Die freundliche Fassade der Taliban zerbricht

Für die Standards der Islamisten war die Art und Weise, in der sie sich seit der Eroberung Kabuls präsentierten, nahezu eine Charmeoffensive. Den Afghanen wurde Sicherheit auf den Straßen versprochen. Die Taliban verkündeten, Soldaten und Regierungsmitarbeiter hätten ebenso wenig zu befürchten wie frühere Ortskräfte der ausländischen Truppen oder internationaler Organisationen.

Die Taliban würden „nicht versuchen, an irgendjemandem Rache zu nehmen“, sagte ihr Sprecher Zabihullah Mudschahid in seiner ersten Pressekonferenz in Kabul am Dienstag. Das Recht von Frauen auf Bildung werde geschützt, hieß es, und sie könnten sogar für die Regierung arbeiten. Werbewirksam ließ ein führender Talib sich von einer Frau im Fernsehen interviewen.

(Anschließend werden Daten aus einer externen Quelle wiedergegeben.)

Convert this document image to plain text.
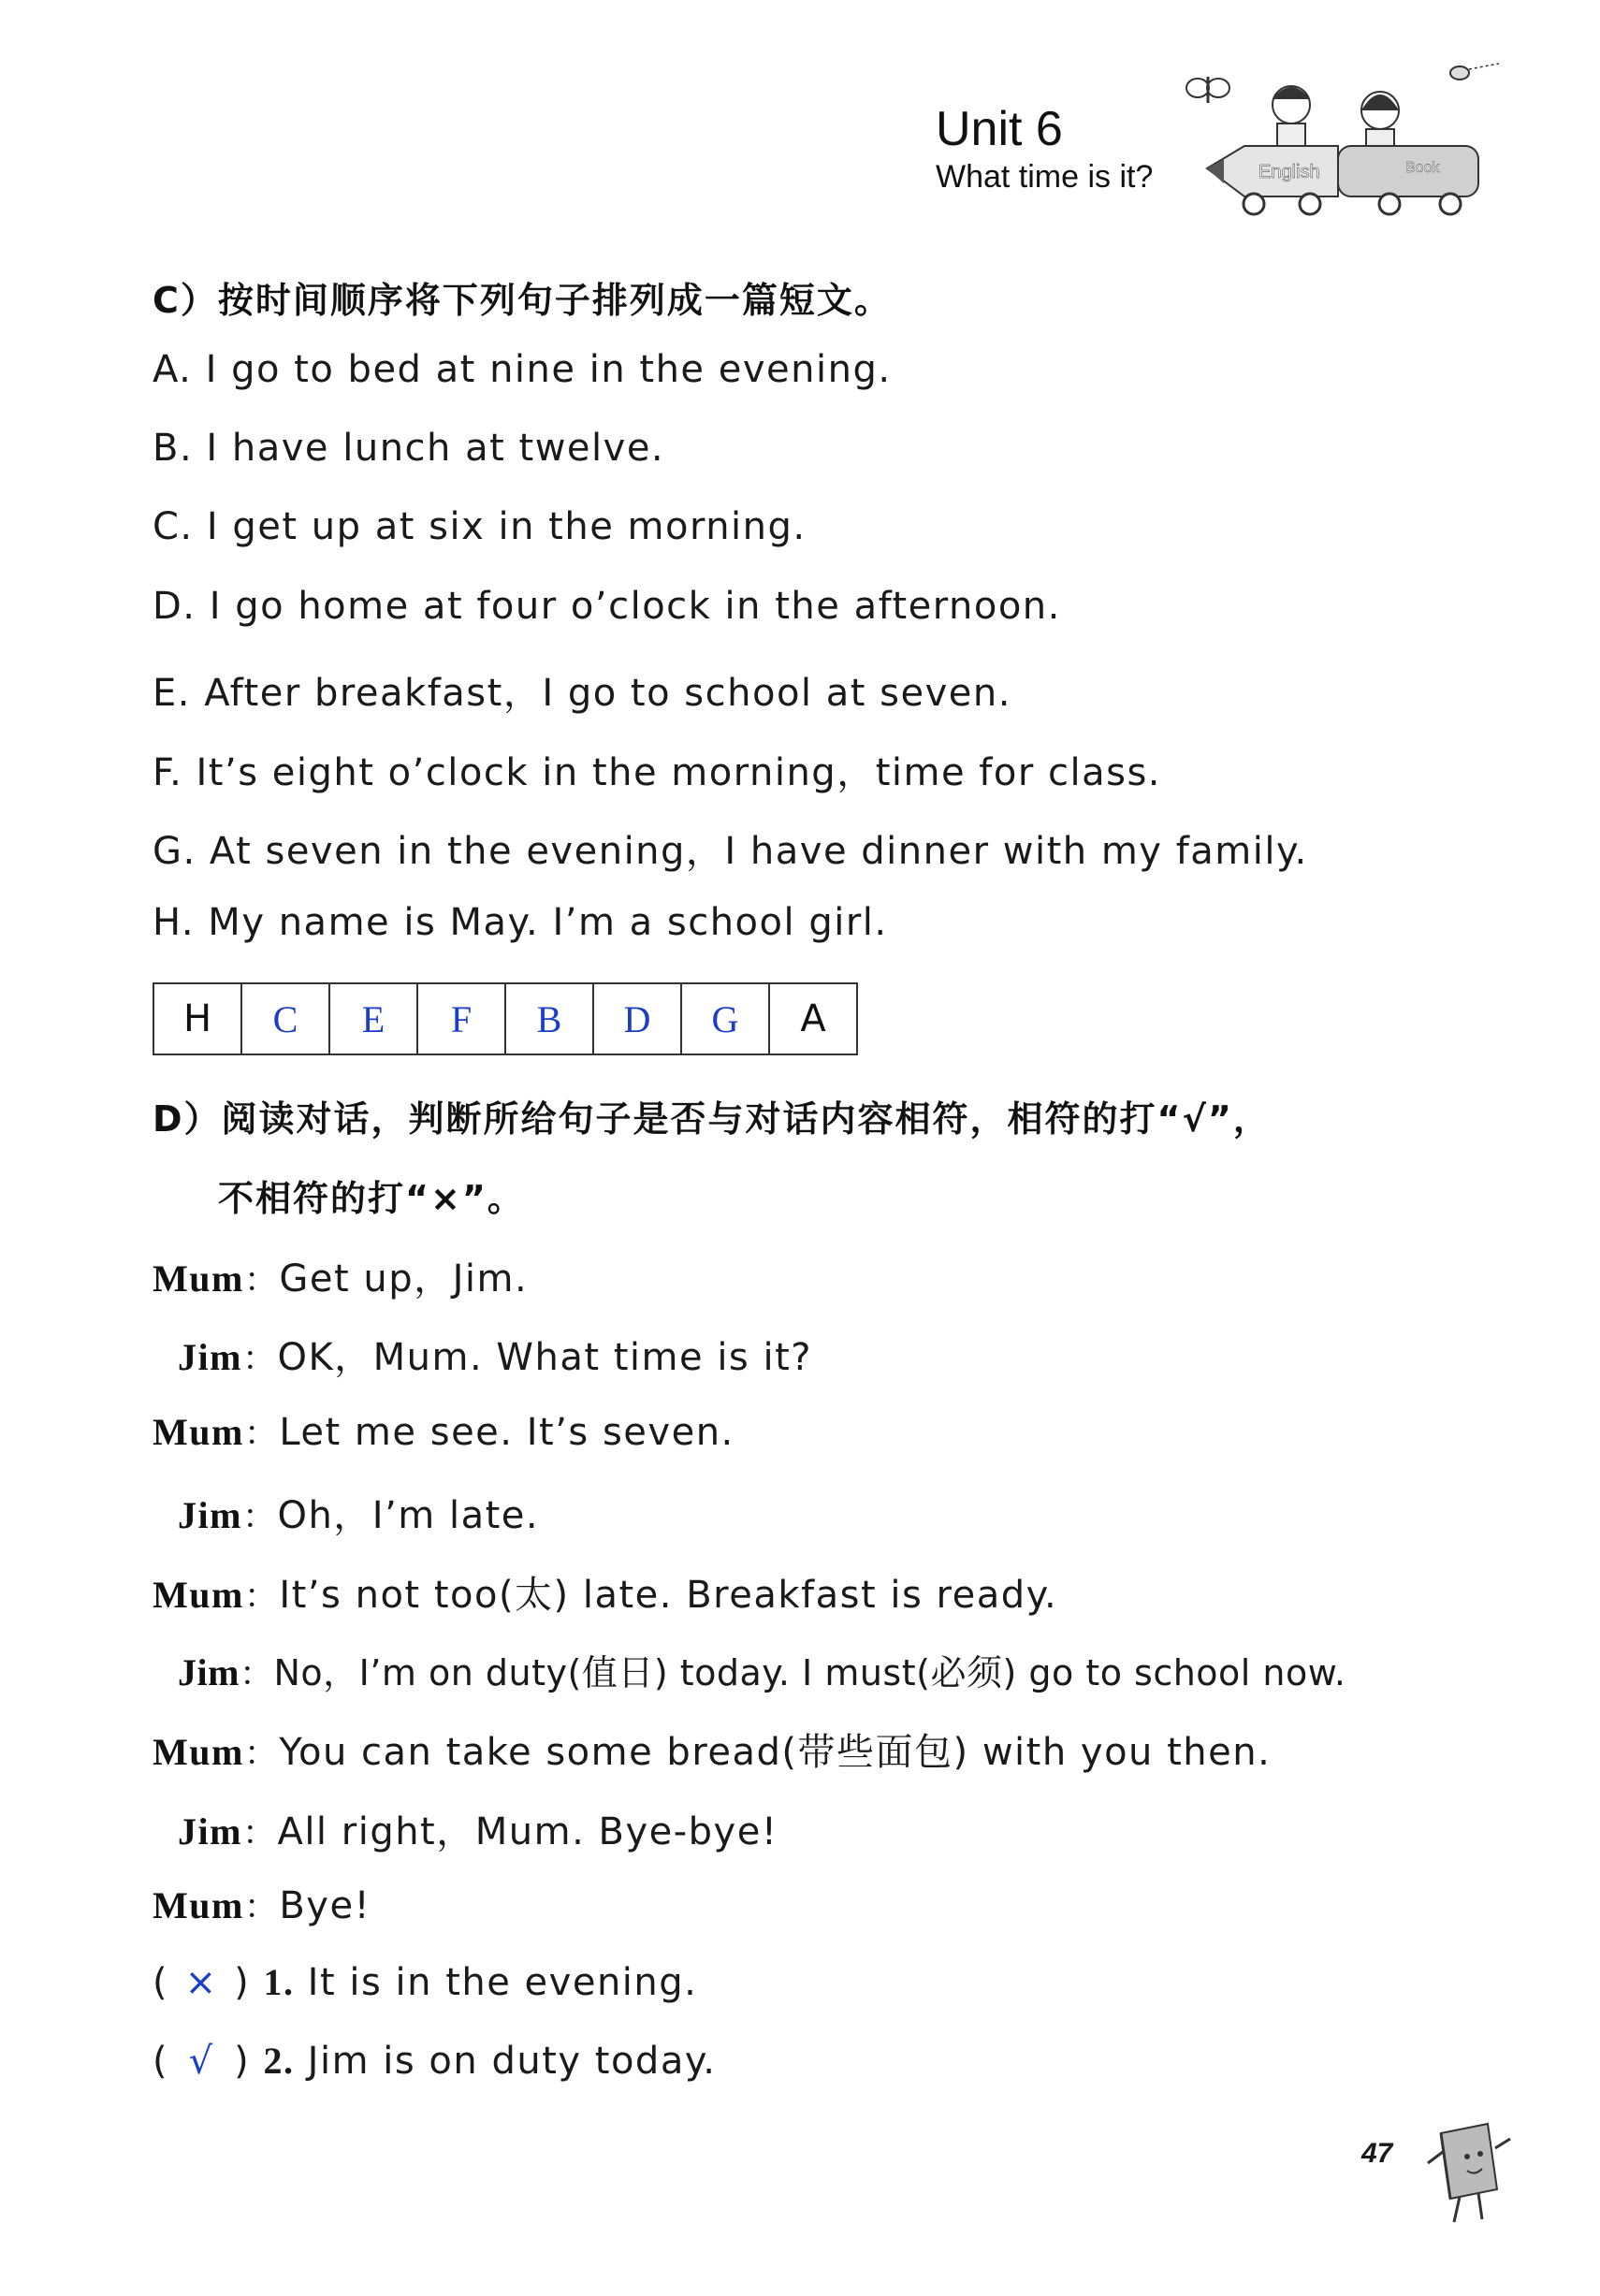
Unit 6
What time is it?	English	Book
C）按时间顺序将下列句子排列成一篇短文。
A. I go to bed at nine in the evening.
B. I have lunch at twelve.
C. I get up at six in the morning.
D. I go home at four o’clock in the afternoon.
E. After breakfast，I go to school at seven.
F. It’s eight o’clock in the morning，time for class.
G. At seven in the evening，I have dinner with my family.
H. My name is May. I’m a school girl.
H	C	E	F	B	D	G	A
D）阅读对话，判断所给句子是否与对话内容相符，相符的打“√”，
不相符的打“×”。
Mum：Get up，Jim.
Jim：OK，Mum. What time is it?
Mum：Let me see. It’s seven.
Jim：Oh，I’m late.
Mum：It’s not too(太) late. Breakfast is ready.
Jim：No，I’m on duty(值日) today. I must(必须) go to school now.
Mum：You can take some bread(带些面包) with you then.
Jim：All right，Mum. Bye-bye!
Mum：Bye!
( × ) 1. It is in the evening.
( √ ) 2. Jim is on duty today.
47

Dass sie das moderne, liberale Segment der Stadtbevölkerungen mit diesen Botschaften nicht überzeugen würden, wird den Taliban bewusst sein. Das Ziel dürfte daher eher sein, zum einen nach außen hin Mäßigung zu demonstrieren. Zum anderen wollten die Taliban, möglicherweise selbst überrascht von der Geschwindigkeit ihres Eroberungszuges, die Bevölkerung ruhig halten und in Sicherheit wiegen, während sie die Machtübernahme komplettieren.

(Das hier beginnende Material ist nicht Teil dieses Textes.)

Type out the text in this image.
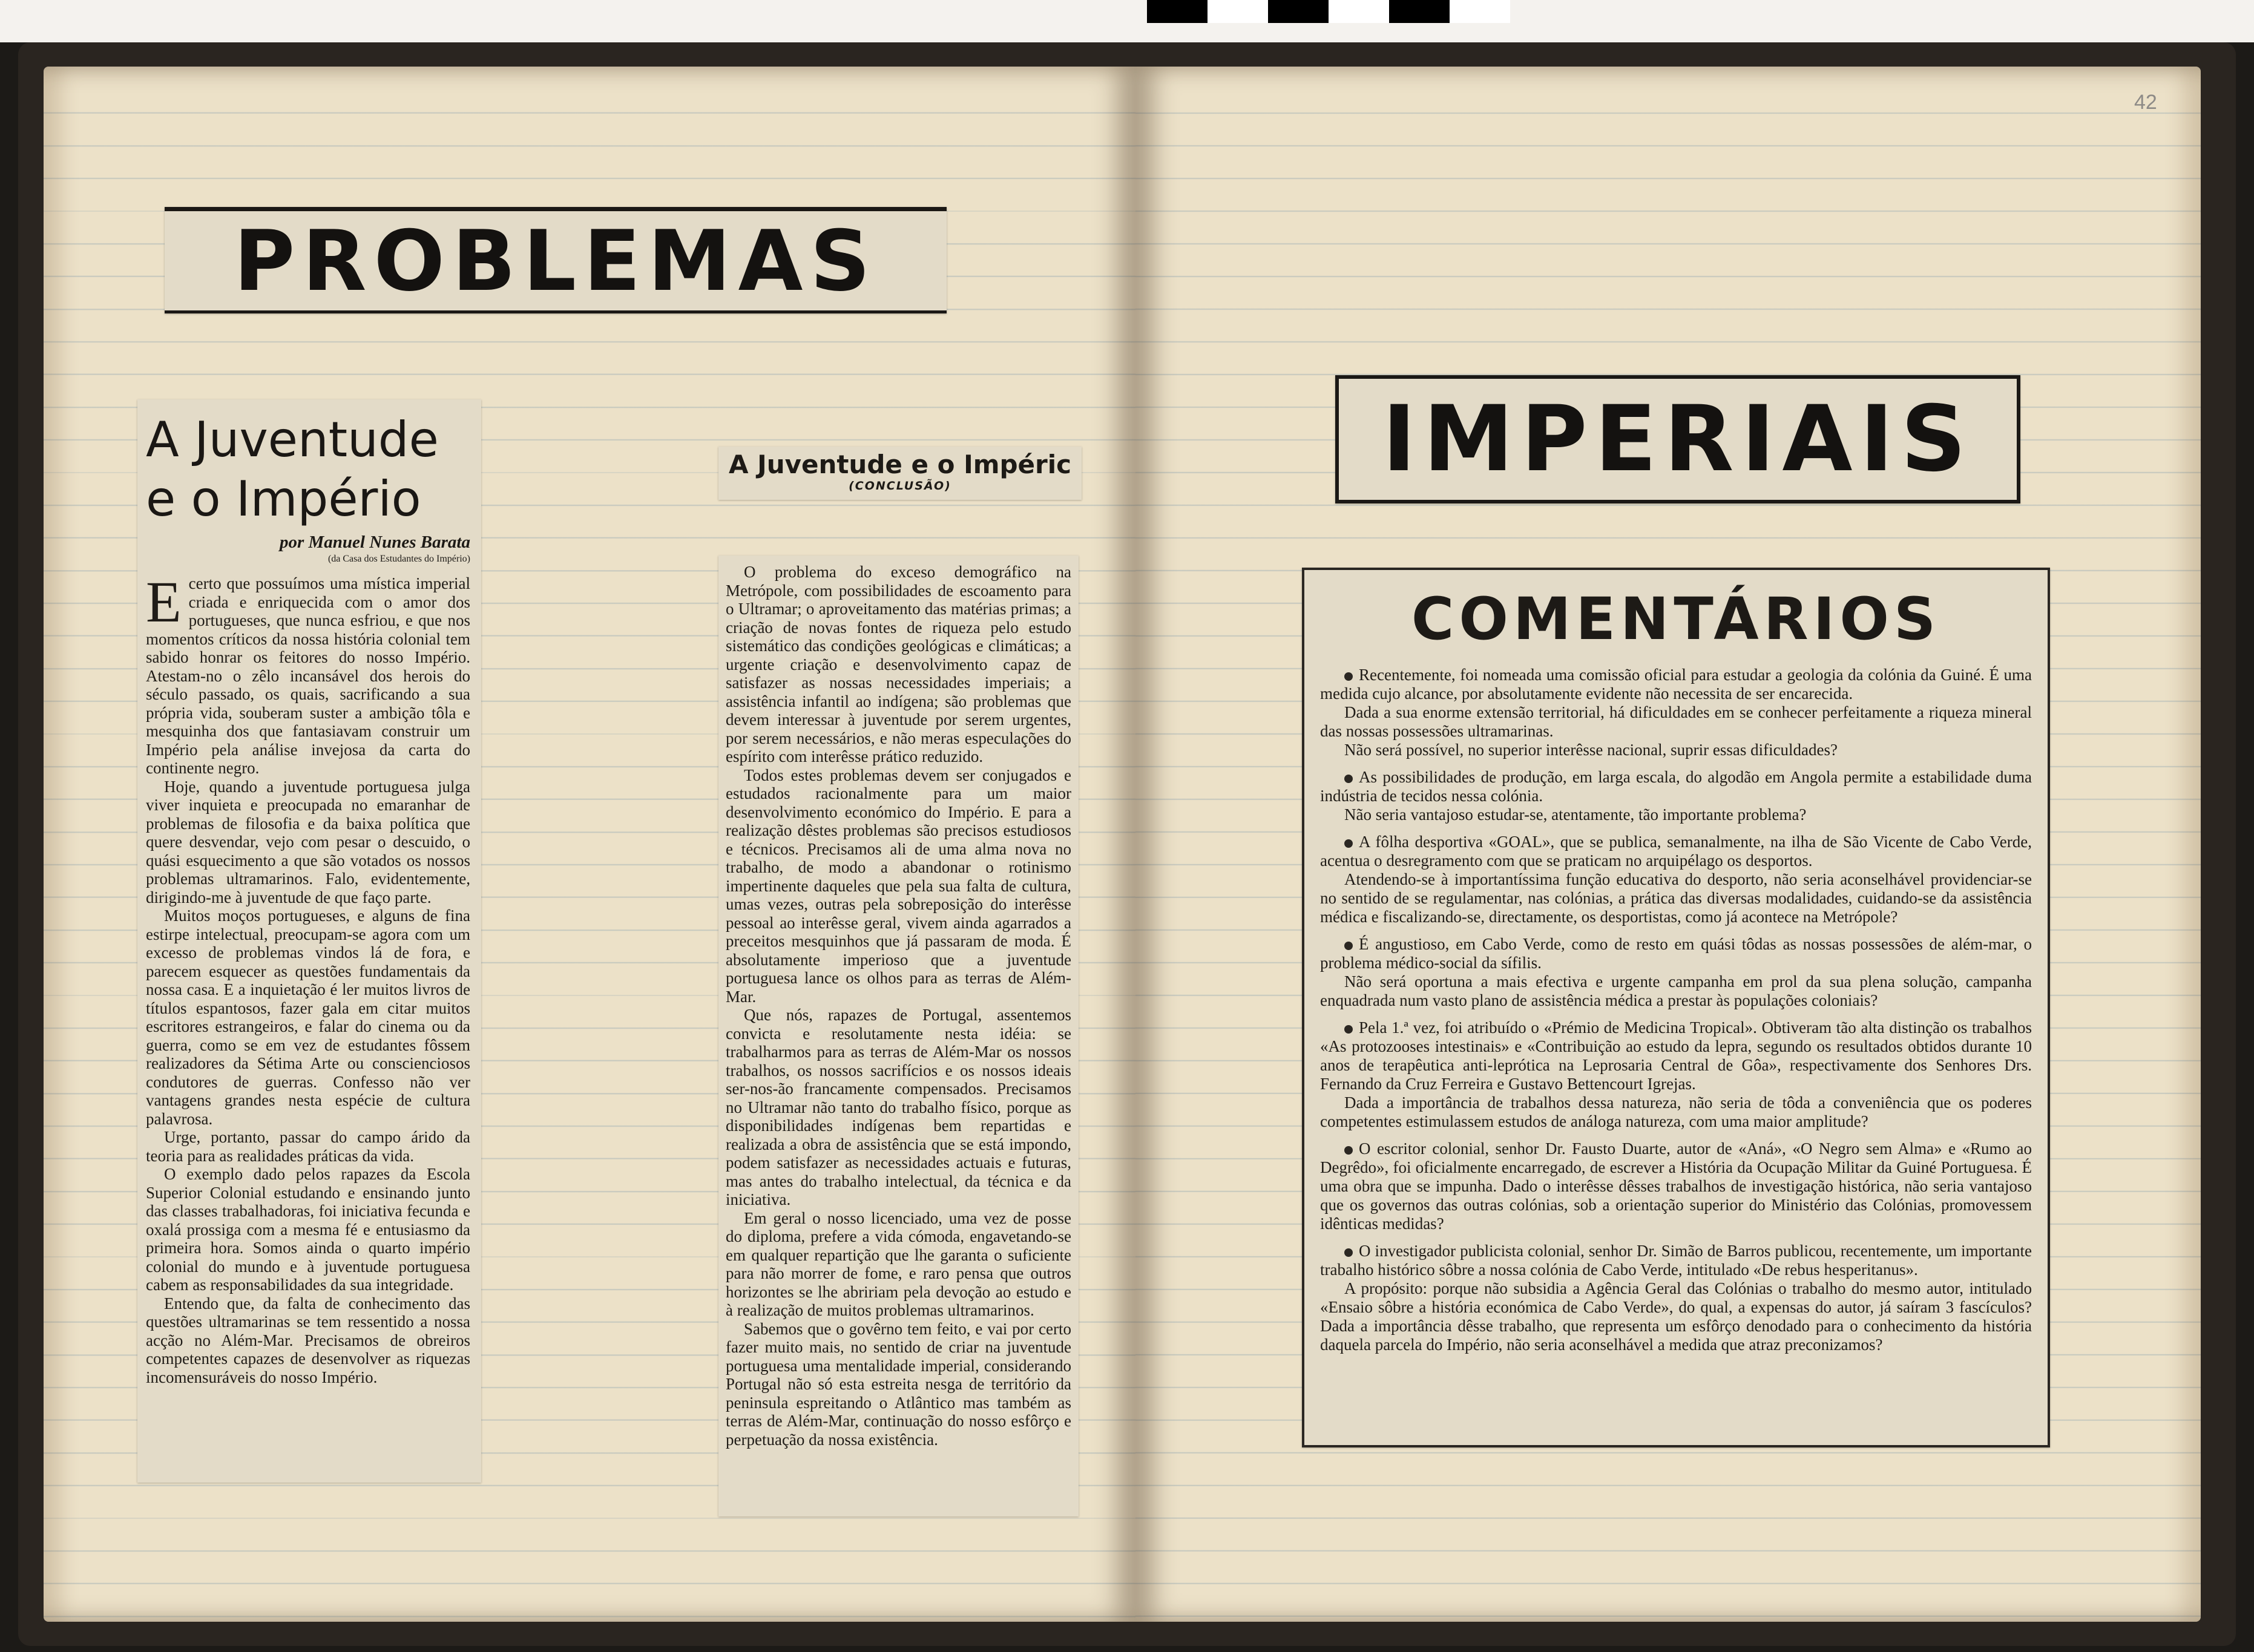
PROBLEMAS
A Juventude
e o Império
por Manuel Nunes Barata
(da Casa dos Estudantes do Império)
E certo que possuímos uma mística imperial criada e enriquecida com o amor dos portugueses, que nunca esfriou, e que nos momentos críticos da nossa história colonial tem sabido honrar os feitores do nosso Império. Atestam-no o zêlo incansável dos herois do século passado, os quais, sacrificando a sua própria vida, souberam suster a ambição tôla e mesquinha dos que fantasiavam construir um Império pela análise invejosa da carta do continente negro.

Hoje, quando a juventude portuguesa julga viver inquieta e preocupada no emaranhar de problemas de filosofia e da baixa política que quere desvendar, vejo com pesar o descuido, o quási esquecimento a que são votados os nossos problemas ultramarinos. Falo, evidentemente, dirigindo-me à juventude de que faço parte.

Muitos moços portugueses, e alguns de fina estirpe intelectual, preocupam-se agora com um excesso de problemas vindos lá de fora, e parecem esquecer as questões fundamentais da nossa casa. E a inquietação é ler muitos livros de títulos espantosos, fazer gala em citar muitos escritores estrangeiros, e falar do cinema ou da guerra, como se em vez de estudantes fôssem realizadores da Sétima Arte ou conscienciosos condutores de guerras. Confesso não ver vantagens grandes nesta espécie de cultura palavrosa.

Urge, portanto, passar do campo árido da teoria para as realidades práticas da vida.

O exemplo dado pelos rapazes da Escola Superior Colonial estudando e ensinando junto das classes trabalhadoras, foi iniciativa fecunda e oxalá prossiga com a mesma fé e entusiasmo da primeira hora. Somos ainda o quarto império colonial do mundo e à juventude portuguesa cabem as responsabilidades da sua integridade.

Entendo que, da falta de conhecimento das questões ultramarinas se tem ressentido a nossa acção no Além-Mar. Precisamos de obreiros competentes capazes de desenvolver as riquezas incomensuráveis do nosso Império.

A Juventude e o Impéric
(CONCLUSÃO)

O problema do exceso demográfico na Metrópole, com possibilidades de escoamento para o Ultramar; o aproveitamento das matérias primas; a criação de novas fontes de riqueza pelo estudo sistemático das condições geológicas e climáticas; a urgente criação e desenvolvimento capaz de satisfazer as nossas necessidades imperiais; a assistência infantil ao indígena; são problemas que devem interessar à juventude por serem urgentes, por serem necessários, e não meras especulações do espírito com interêsse prático reduzido.

Todos estes problemas devem ser conjugados e estudados racionalmente para um maior desenvolvimento económico do Império. E para a realização dêstes problemas são precisos estudiosos e técnicos. Precisamos ali de uma alma nova no trabalho, de modo a abandonar o rotinismo impertinente daqueles que pela sua falta de cultura, umas vezes, outras pela sobreposição do interêsse pessoal ao interêsse geral, vivem ainda agarrados a preceitos mesquinhos que já passaram de moda. É absolutamente imperioso que a juventude portuguesa lance os olhos para as terras de Além-Mar.

Que nós, rapazes de Portugal, assentemos convicta e resolutamente nesta idéia: se trabalharmos para as terras de Além-Mar os nossos trabalhos, os nossos sacrifícios e os nossos ideais ser-nos-ão francamente compensados. Precisamos no Ultramar não tanto do trabalho físico, porque as disponibilidades indígenas bem repartidas e realizada a obra de assistência que se está impondo, podem satisfazer as necessidades actuais e futuras, mas antes do trabalho intelectual, da técnica e da iniciativa.

Em geral o nosso licenciado, uma vez de posse do diploma, prefere a vida cómoda, engavetando-se em qualquer repartição que lhe garanta o suficiente para não morrer de fome, e raro pensa que outros horizontes se lhe abririam pela devoção ao estudo e à realização de muitos problemas ultramarinos.

Sabemos que o govêrno tem feito, e vai por certo fazer muito mais, no sentido de criar na juventude portuguesa uma mentalidade imperial, considerando Portugal não só esta estreita nesga de território da peninsula espreitando o Atlântico mas também as terras de Além-Mar, continuação do nosso esfôrço e perpetuação da nossa existência.

42
IMPERIAIS
COMENTÁRIOS

Recentemente, foi nomeada uma comissão oficial para estudar a geologia da colónia da Guiné. É uma medida cujo alcance, por absolutamente evidente não necessita de ser encarecida.

Dada a sua enorme extensão territorial, há dificuldades em se conhecer perfeitamente a riqueza mineral das nossas possessões ultramarinas.

Não será possível, no superior interêsse nacional, suprir essas dificuldades?

As possibilidades de produção, em larga escala, do algodão em Angola permite a estabilidade duma indústria de tecidos nessa colónia.

Não seria vantajoso estudar-se, atentamente, tão importante problema?

A fôlha desportiva «GOAL», que se publica, semanalmente, na ilha de São Vicente de Cabo Verde, acentua o desregramento com que se praticam no arquipélago os desportos.

Atendendo-se à importantíssima função educativa do desporto, não seria aconselhável providenciar-se no sentido de se regulamentar, nas colónias, a prática das diversas modalidades, cuidando-se da assistência médica e fiscalizando-se, directamente, os desportistas, como já acontece na Metrópole?

É angustioso, em Cabo Verde, como de resto em quási tôdas as nossas possessões de além-mar, o problema médico-social da sífilis.

Não será oportuna a mais efectiva e urgente campanha em prol da sua plena solução, campanha enquadrada num vasto plano de assistência médica a prestar às populações coloniais?

Pela 1.ª vez, foi atribuído o «Prémio de Medicina Tropical». Obtiveram tão alta distinção os trabalhos «As protozooses intestinais» e «Contribuição ao estudo da lepra, segundo os resultados obtidos durante 10 anos de terapêutica anti-leprótica na Leprosaria Central de Gôa», respectivamente dos Senhores Drs. Fernando da Cruz Ferreira e Gustavo Bettencourt Igrejas.

Dada a importância de trabalhos dessa natureza, não seria de tôda a conveniência que os poderes competentes estimulassem estudos de análoga natureza, com uma maior amplitude?

O escritor colonial, senhor Dr. Fausto Duarte, autor de «Aná», «O Negro sem Alma» e «Rumo ao Degrêdo», foi oficialmente encarregado, de escrever a História da Ocupação Militar da Guiné Portuguesa. É uma obra que se impunha. Dado o interêsse dêsses trabalhos de investigação histórica, não seria vantajoso que os governos das outras colónias, sob a orientação superior do Ministério das Colónias, promovessem idênticas medidas?

O investigador publicista colonial, senhor Dr. Simão de Barros publicou, recentemente, um importante trabalho histórico sôbre a nossa colónia de Cabo Verde, intitulado «De rebus hesperitanus».

A propósito: porque não subsidia a Agência Geral das Colónias o trabalho do mesmo autor, intitulado «Ensaio sôbre a história económica de Cabo Verde», do qual, a expensas do autor, já saíram 3 fascículos? Dada a importância dêsse trabalho, que representa um esfôrço denodado para o conhecimento da história daquela parcela do Império, não seria aconselhável a medida que atraz preconizamos?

Erste Proteste gegen die Islamisten

Die Fassade von Ruhe und Ordnung hat im Laufe der Woche jedoch immer mehr Risse bekommen. So hat sich in Kabul sowie in mehreren weiteren Städten inzwischen erster Unmut über die Islamisten öffentlich bemerkbar gemacht. Menschen gingen mit Flaggen der Republik Afghanistan auf die Straße. Ein Zeichen des Nationalstolzes, mehr noch aber ein Statement gegen die Taliban, die stets klargemacht haben, dass sie von Demokratie wenig halten, und die nach ihrem Einmarsch afghanische Flaggen entfernt hatten. In den Städten Dschalalabad und Asadabad im Osten des Landes wurden mehrere Menschen getötet, als die Taliban gegen die Demonstranten vorgingen.

Frauen treffen die Scharia-Regeln besonders: Sich unverschleiert zu treffen, wie hier noch Anfang August in Kabul wird wohl nicht mehr möglich sein.


Frauen treffen die Scharia-Regeln besonders: Sich unverschleiert zu treffen, wie hier noch Anfang August in Kabul wird wohl nicht mehr möglich sein.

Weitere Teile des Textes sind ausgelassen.